Z drugą poszedł do pokoju dziecka i pozabierał ubranka dziewczynki i kilka zabawek. Następnie z łazienki wziął tylko szczoteczki do zębów, szczotkę do włosów i wszystkie leki jakie miały. Na wszelki wypadek, bo nie wiedział na co mogły chorować. Po tym wszystkim, nie rozstając się z rzeczami podszedł do Marinette i kucnął przy niej. Wolał jej nie dotykać, póki na nią nie spojrzy, teraz, gdy miał pewność, że dziewczyna została wczoraj zgwałcona. Nataniel powinien się cieszyć, że go nie zabił. Wziął głęboki wdech, widząc, że dziewczyna już nie płacze, tylko kiwa się z boku na bok i powtarza imię córki.

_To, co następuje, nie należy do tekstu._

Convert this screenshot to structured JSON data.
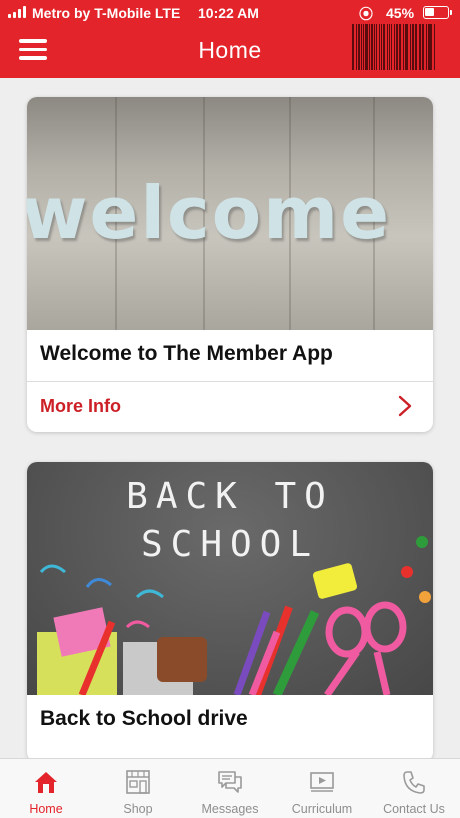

- Marinette?- Spytał, ale nawet nie zareagowała w najmniejszy sposób. Jakby wpadła w trans. Nie miał zamiaru jej tu zostawiać, nawet na sekundę.- Marinette, proszę spójrz na mnie. Jestem tu. Zabiorę cię stąd.- Powiedział łagodnym tonem, a ona jakby na chwile się wybudziła i spojrzała na niego mało przytomnie.

- Ja... Gdzie Nataniel. Musze go przeprosić.- Powiedziała ze łzami w oczach, a on dopiero wtedy odważył się złapać ją za ramię.

- Nie, nic nie musisz. Marinette, teraz powinnaś od niego uciec. On robi rzeczy, których nie może.- Powiedział, a z jej niebieskich oczu popłynęły kolejne łzy.

- Ale to moja wina. - Odpowiedziała, a Adriena na chwile sparaliżowało. Co ten człowiek jej wmówił? Po chwili znów ogarnęła go czysta wściekłość. Złapał dwie siatki w jedną rękę, a drugą złapał delikatną dłoń Marinette.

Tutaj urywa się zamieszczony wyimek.